[RFC PATCH net-next 0/3] net: macb: candidate fixes for silent TX stall on BCM2712/RP1

Sat May 16 02:36:46 PDT 2026

Hello Lukasz,

On Thu May 14, 2026 at 11:51 PM CEST, Lukasz Raczylo wrote:
> Andrea, Théo --
>
> Thanks both.  Replying to multiple points in one mail since they
> intersect.

Hum, you forgot some parts of my email to address. The good thing with
interleaved replies is that you see what you need to reply to.
https://www.kernel.org/doc/html/latest/process/submitting-patches.html#use-trimmed-interleaved-replies-in-email-discussions

No big deal.

> First a correction to the v1 cover: the "zero events post-patch"
> claim was true only at the user-space watchdog visibility level.
> With patch 3's warn made unconditional (which is what Andrea's
> review re-tested with on v6.19.10), kernel-level evidence on my
> side now matches what Andrea saw -- patches 1 and 2 are partial,
> patch 3 is empirically the load-bearing fix on this platform.
> The v2 cover acknowledges this and reframes.

[...]

> ## Théo -- the four questions on the cover
>
> Welcome to macb maintenance.  Quick answers; raw 1 Hz traces,
> dmesg dumps, and event logs available on request for any of
> these.

Thanks!

>   1. Tx-only or Tx+Rx broken?
[...]

ACK, makes sense

>   2. Recovery: link down/up vs module reload vs power cycle?
[...]

ACK, makes sense

>   3. TSO / SG / EEE disabling helped some reporters?
>
>      Mixed picture, with one gap in my matrix.
>
>      Tested fleet-wide since 2026-04-24 as baseline before this
>      series:
>        * EEE off (--set-eee end0 eee off + advertise 0x0)
>        * TSO off (-K tso off)
>        * GSO off (-K gso off)
>        * RX/TX rings 4096/2048 (default 512)
>        * IRQ affinity moved off CPU0 to CPU3
>        * CPU governor schedutil (default) -- earlier tested
>          performance, no change
>        * qdisc fq -> pfifo_fast
>
>      With all of those, the stall still fires.  Pre-patch
>      fleet rate was multiple per hour with these knobs already
>      applied.
>
>      Untested by me: TSO + SG (scatter-gather, NETIF_F_SG) off
>      *together*.  That is the specific combination rtheobald
>      (cilium#43198 comment 4188846955) and the launchpad
>      commenter (#34) report as masking the stall -- "must be
>      both, not just one".  I tested TSO + GSO, not TSO + SG.
>
>      Both patch 1 (PCIe-fabric race on TSTART) and patch 2
>      (peripheral DMA retirement race on TX_USED) are
>      consistent with descriptor-fragment-path interactions
>      that SG-off would mask, so the workaround being real
>      isn't surprising.  Closing the race rather than masking
>      it should still be the right thing for mainline.  Happy
>      to canary-test TSO+SG-off on one node if you want the
>      data point before v2 review.

Honestly I was surprised by that comment and doubted it. I don't see how
those could be related. Don't bother testing the full matrix too much.
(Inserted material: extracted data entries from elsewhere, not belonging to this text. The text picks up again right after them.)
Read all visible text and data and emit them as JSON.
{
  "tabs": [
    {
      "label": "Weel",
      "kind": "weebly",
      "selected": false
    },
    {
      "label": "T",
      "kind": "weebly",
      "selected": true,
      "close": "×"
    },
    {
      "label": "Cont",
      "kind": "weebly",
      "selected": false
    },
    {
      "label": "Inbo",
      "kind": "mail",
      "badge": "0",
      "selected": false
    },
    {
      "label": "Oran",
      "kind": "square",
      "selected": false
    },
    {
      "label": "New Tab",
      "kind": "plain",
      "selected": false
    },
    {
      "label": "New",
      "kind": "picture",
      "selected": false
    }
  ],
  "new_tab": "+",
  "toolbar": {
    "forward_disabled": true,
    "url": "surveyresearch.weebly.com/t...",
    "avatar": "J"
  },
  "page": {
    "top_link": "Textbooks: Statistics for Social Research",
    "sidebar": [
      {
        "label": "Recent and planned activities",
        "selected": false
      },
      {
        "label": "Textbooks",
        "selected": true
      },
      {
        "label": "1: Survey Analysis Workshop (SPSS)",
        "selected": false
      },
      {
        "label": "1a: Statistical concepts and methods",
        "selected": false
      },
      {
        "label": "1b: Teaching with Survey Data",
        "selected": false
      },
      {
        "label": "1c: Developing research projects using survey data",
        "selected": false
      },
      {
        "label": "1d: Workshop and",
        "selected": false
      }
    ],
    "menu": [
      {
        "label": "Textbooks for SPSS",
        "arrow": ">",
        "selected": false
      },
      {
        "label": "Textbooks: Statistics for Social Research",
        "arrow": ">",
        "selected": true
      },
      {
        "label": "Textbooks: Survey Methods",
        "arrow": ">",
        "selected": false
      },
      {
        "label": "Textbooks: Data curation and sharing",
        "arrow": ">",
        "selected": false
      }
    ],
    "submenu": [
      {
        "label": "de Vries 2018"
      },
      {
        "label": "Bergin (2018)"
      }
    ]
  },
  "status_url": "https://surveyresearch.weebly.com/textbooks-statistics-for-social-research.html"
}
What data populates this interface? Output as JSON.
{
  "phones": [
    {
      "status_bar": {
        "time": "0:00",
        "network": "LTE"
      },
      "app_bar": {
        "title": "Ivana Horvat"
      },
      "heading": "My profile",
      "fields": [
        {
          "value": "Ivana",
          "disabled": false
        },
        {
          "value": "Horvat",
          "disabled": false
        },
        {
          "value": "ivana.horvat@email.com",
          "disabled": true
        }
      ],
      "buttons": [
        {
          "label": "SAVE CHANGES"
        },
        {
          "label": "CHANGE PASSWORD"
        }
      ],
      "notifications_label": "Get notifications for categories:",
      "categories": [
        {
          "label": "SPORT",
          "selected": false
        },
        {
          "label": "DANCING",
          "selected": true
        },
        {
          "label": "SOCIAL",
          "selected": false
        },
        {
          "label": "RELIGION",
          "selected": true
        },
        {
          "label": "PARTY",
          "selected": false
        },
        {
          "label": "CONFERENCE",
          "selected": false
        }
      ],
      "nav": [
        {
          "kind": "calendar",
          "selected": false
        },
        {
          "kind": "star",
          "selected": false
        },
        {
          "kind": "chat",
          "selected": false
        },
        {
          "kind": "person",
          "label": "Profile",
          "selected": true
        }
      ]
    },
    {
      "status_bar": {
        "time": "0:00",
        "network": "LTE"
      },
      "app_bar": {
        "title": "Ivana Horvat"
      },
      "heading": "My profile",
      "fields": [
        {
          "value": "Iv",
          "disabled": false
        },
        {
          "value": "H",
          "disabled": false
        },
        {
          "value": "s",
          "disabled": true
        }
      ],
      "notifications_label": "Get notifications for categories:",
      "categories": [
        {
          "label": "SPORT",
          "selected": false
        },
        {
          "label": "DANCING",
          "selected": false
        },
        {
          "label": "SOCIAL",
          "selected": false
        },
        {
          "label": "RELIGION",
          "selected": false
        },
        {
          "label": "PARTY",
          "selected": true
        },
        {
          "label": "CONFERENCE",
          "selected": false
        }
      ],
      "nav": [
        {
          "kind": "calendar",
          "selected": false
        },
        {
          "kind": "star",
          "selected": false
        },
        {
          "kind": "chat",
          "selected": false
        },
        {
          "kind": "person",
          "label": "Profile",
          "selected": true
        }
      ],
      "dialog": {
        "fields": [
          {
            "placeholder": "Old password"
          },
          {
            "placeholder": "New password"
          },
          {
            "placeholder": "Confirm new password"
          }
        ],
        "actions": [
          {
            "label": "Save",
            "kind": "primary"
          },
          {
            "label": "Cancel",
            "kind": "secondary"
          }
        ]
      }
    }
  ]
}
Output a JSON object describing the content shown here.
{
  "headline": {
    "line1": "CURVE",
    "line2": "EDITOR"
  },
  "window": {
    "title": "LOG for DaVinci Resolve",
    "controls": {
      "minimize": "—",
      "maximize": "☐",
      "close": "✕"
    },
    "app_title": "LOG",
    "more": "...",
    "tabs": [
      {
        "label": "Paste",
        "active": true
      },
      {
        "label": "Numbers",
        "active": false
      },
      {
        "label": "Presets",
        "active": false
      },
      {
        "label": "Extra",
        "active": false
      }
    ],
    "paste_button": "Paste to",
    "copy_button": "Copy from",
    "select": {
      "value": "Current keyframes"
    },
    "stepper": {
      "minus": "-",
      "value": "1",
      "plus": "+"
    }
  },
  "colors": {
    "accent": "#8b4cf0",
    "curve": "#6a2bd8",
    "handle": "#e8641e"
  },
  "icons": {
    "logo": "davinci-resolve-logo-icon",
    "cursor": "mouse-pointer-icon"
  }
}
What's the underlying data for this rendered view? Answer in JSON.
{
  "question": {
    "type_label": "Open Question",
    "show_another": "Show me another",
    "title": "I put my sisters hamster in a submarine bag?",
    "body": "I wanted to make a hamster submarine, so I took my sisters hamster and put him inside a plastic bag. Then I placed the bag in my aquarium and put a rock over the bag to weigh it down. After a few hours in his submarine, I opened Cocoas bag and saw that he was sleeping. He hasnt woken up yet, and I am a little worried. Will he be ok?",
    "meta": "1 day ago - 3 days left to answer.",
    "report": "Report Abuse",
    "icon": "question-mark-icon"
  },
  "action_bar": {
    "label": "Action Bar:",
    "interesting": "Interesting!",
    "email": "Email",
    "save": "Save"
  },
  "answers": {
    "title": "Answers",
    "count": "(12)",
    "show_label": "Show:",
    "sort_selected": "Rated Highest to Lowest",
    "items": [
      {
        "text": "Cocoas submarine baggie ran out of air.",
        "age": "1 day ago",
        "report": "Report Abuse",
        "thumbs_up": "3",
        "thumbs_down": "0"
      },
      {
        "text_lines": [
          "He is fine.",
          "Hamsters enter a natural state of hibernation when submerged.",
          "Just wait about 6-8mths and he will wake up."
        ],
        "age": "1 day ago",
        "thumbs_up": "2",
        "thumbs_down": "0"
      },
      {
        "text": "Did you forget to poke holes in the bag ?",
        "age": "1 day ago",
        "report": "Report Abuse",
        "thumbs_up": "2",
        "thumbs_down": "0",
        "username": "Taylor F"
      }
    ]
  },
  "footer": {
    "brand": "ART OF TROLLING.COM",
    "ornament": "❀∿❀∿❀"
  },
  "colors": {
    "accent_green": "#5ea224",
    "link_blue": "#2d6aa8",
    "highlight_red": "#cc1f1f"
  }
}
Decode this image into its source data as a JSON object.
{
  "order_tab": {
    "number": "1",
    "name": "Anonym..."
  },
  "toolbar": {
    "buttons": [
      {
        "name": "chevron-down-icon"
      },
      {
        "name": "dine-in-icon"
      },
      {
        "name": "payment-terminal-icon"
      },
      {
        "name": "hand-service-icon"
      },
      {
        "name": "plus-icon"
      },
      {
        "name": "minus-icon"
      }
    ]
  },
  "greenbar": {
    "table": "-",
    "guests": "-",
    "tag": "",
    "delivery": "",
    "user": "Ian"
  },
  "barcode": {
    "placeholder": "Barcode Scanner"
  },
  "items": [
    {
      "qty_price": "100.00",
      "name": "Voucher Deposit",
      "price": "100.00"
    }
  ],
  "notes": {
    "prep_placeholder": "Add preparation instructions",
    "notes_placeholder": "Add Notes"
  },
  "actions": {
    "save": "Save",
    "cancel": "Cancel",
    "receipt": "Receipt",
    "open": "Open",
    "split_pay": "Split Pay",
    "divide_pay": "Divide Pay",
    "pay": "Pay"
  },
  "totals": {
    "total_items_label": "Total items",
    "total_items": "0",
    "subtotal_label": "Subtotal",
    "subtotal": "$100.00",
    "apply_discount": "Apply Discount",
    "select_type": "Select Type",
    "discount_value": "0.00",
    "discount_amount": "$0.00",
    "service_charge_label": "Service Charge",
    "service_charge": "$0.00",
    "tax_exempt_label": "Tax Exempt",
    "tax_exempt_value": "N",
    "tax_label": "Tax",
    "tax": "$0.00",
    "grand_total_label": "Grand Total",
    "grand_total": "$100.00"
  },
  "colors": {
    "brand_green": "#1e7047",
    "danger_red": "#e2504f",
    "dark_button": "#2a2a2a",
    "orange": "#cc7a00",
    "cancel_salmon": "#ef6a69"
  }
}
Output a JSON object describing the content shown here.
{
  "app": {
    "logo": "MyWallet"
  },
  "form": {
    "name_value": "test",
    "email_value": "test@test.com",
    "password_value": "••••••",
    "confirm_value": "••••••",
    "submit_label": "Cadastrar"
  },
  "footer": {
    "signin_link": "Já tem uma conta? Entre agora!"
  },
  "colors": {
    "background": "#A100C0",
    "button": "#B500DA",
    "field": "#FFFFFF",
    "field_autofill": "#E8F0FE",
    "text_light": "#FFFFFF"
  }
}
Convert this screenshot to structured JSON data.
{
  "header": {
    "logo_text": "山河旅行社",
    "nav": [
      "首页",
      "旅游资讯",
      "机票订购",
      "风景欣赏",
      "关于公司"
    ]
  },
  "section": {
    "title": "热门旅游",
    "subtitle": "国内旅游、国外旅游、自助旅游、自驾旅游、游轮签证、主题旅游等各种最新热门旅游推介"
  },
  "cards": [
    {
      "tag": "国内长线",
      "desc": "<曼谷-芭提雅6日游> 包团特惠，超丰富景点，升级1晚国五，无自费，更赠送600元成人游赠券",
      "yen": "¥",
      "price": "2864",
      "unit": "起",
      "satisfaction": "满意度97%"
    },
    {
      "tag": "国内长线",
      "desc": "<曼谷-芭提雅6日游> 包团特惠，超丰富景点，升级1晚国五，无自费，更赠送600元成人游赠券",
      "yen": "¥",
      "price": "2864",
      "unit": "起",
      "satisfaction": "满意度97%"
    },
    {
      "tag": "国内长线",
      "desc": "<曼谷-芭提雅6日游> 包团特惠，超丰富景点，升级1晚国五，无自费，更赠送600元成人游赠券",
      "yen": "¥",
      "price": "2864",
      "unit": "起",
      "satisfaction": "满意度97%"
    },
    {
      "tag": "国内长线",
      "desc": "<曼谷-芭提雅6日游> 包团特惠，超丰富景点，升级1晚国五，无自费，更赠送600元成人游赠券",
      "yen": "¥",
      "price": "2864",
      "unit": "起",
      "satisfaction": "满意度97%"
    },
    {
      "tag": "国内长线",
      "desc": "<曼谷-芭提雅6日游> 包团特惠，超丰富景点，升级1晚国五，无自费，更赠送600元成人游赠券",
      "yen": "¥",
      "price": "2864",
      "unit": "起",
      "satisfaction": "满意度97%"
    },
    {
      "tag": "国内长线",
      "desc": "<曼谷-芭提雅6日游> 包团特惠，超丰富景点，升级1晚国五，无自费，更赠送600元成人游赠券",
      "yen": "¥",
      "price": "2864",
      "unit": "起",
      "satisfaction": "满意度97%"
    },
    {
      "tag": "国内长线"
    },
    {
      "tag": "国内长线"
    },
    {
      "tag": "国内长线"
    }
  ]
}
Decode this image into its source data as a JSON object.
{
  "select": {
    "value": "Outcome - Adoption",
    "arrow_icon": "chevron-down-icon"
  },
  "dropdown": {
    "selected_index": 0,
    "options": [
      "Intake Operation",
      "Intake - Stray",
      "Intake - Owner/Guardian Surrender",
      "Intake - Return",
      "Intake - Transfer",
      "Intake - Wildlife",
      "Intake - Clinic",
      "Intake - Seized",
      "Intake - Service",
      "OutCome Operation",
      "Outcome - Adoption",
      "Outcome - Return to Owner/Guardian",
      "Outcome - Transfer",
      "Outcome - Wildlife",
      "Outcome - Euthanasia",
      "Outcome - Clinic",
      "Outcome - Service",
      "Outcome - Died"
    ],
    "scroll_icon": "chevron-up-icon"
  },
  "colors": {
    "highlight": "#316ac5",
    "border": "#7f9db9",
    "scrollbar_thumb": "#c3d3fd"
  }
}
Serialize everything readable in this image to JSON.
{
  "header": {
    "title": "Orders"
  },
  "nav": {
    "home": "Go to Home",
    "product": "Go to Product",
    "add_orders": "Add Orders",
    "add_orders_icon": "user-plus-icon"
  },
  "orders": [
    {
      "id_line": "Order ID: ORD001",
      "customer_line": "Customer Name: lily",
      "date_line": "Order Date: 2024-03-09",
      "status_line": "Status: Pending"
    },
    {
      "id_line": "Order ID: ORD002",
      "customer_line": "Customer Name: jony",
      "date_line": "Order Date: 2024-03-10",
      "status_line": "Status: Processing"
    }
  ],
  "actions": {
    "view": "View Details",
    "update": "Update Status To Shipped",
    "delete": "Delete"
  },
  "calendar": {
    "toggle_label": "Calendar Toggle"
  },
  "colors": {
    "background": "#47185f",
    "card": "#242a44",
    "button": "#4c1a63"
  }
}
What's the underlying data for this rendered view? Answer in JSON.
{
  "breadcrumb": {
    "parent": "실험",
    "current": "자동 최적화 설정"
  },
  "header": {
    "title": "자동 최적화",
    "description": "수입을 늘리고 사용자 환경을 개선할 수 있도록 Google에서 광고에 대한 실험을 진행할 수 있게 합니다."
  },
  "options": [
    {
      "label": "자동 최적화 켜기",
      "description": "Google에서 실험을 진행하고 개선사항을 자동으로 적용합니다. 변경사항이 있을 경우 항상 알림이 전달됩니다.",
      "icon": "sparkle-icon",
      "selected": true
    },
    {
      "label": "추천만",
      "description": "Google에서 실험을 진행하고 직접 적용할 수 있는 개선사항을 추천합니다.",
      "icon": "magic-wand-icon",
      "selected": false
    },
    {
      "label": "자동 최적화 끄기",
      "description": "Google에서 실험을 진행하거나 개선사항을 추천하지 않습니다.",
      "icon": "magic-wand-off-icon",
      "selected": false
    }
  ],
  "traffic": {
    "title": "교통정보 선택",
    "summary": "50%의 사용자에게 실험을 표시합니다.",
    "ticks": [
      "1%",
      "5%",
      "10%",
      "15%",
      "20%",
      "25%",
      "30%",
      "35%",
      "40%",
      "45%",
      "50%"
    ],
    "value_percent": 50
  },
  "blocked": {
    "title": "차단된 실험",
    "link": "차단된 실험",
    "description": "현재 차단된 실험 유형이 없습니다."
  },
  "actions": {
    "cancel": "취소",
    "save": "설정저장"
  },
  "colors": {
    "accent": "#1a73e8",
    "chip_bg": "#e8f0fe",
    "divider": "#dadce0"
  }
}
>   4. cdns,*-max-pipe DT props -- lead dead?
[...]

ACK makes sense

> ## My own audit -- two issues v2 fixes
>
> Worth disclosing before someone else catches them.
>
>   * Patch 2 (v1) reads ISR in macb_tx_poll(), masks off
>     everything except TCOMP, and discards the rest.
>     raspberrypi_rp1_config does not set
>     MACB_CAPS_ISR_CLEAR_ON_WRITE -- the driver assumes
>     read-clear ISR semantics on RP1, and macb_interrupt()
>     relies on processing every bit it reads in one pass for
>     that case to be correct.  My v1 patch breaks that contract:
>     any RCOMP / ROVR / TXUBR / etc. set in ISR at the moment of
>     my read is silently consumed and never processed.  RCOMP
>     being lost is the worst case (RX completion never scheduled
>     until something else asserts the line).  Race window is
>     ~200-500 ns per macb_tx_poll completion; significant at
>     moderate-to-heavy RX load on a level-triggered IRQ where
>     the consumed bit drops the line before GIC delivery.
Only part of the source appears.